Parole tenue, puisqu’une place est faite dans les couloirs offensifs pour permettre au jeune et très talentueux Luca Oyen d’accumuler des minutes de jeu. Plus tard, c’est Maarten Vandevoordt, déjà lancé prématurément la saison dernière suite à la blessure de Danny Vukovic, qui finit par s’installer entre les perches du Racing. En y ajoutant Bryan Heynen, ils étaient trois produits de la formation bleue à fouler la pelouse du Pays Noir dès le coup d’envoi. De quoi faire des envieux dans les tribunes zébrées.

La succession de Pozuelo

C’était le triangle d’or. Ou celui des Bermudes, tant tous les adversaires qui tentaient de s’y aventurer en quête du ballon finissaient par se noyer dans un tourbillon de combinaisons. Autour du rond central, Alejandro Pozuelo, Ruslan Malinovskyi et Sander Berge ont joué la partition du Racing champion, et leur difficile succession n’est pas encore une équation résolue par Dimitri de Condé et sa cellule de scouting. Ce n’est pourtant pas faute d’y avoir mis les moyens. Le niveau exceptionnel de Pozuelo, un talent qui n’aurait jamais dû atterrir en Belgique, rend l’exercice de son remplacement particulièrement épineux.
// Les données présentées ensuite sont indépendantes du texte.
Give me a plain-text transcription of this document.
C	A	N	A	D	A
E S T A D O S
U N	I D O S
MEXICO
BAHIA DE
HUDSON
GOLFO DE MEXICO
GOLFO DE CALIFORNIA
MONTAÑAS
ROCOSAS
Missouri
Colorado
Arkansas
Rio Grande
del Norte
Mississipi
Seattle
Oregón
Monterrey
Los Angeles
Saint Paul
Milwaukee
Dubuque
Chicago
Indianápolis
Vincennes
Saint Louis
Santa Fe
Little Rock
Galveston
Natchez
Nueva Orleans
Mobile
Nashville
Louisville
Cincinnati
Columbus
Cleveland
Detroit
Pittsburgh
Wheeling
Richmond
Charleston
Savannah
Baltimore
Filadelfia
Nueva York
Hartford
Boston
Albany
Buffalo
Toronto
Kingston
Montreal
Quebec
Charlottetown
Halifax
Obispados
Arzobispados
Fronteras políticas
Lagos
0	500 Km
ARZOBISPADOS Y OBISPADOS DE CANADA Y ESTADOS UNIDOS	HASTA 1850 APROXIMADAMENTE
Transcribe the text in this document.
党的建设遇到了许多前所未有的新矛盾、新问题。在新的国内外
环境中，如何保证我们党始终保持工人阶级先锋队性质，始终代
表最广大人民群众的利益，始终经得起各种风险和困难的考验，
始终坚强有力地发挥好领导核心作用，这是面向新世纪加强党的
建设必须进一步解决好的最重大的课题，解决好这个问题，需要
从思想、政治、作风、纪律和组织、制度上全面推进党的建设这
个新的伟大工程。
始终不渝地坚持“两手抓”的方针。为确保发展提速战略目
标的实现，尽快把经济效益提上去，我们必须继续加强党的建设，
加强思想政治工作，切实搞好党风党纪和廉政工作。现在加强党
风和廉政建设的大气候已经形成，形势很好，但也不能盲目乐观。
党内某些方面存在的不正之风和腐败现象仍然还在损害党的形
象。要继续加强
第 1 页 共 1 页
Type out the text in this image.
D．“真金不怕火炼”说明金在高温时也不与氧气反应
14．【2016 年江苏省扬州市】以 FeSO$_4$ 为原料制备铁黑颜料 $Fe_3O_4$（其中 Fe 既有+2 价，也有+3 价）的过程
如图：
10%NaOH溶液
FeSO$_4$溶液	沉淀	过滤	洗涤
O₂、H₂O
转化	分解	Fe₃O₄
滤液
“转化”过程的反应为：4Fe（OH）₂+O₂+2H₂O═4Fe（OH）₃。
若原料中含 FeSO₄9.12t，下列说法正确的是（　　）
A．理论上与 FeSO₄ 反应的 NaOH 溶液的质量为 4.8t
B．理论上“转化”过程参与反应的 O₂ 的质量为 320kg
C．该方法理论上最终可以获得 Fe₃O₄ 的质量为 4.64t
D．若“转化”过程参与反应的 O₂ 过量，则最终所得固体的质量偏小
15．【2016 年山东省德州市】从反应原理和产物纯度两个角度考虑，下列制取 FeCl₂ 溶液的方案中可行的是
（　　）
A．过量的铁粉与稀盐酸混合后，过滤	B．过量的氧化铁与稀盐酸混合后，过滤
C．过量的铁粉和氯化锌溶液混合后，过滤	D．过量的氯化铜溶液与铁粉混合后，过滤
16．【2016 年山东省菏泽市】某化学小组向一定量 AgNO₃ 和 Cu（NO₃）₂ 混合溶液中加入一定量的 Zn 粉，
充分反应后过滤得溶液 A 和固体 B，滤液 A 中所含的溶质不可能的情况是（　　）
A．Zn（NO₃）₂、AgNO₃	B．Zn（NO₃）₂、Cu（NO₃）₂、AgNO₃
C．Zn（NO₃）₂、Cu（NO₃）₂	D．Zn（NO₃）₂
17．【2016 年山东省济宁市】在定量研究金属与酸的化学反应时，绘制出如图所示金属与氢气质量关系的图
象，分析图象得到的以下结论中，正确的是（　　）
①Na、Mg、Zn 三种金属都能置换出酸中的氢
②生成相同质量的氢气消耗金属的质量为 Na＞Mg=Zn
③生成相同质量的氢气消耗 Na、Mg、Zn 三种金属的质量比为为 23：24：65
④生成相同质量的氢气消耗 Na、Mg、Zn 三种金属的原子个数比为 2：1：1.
Alors que le maestro espagnol foule encore les pelouses belges, Genk anticipe ses envies d’ailleurs en déposant 1,3 million d’euros sur la table du Dinamo Zagreb pour attirer Ivan Fiolic dans le Limbourg. Trop frêle, pas assez dynamique, le petit format croate ne parvient jamais à émerger dans l’intensité du jeu de Pro League et multiplie les prêts. Le grand talent suédois Benjamin Nygren connaît les mêmes ennuis, et tente aujourd’hui de mûrir en Eredivisie sous le maillot d’Heerenveen avant de, peut-être, s’imposer plus tard au Racing. Ianis Hagi, lui, n’a pas eu la même patience. Un nom et un statut trop importants pour pouvoir se satisfaire d’un temps d’adaptation, et un départ précoce vers les Rangers alors qu’il semblait avoir les atouts requis pour devenir, à terme, le successeur désigné de Pozuelo.

À eux trois, ils ont coûté 9,7 millions d’euros, auxquels on peut ajouter les 3,7 dépensés l’été dernier pour le transfert du Suisse Bastien Toma. L’addition grimpe à 13,4 millions, au sein d’un club qui a augmenté son train de vie dans la foulée de son titre (63,5 millions d’achats depuis l’été 2019, mais aussi près de 100 millions de ventes) sans pour autant parvenir à remplacer un talent hors normes.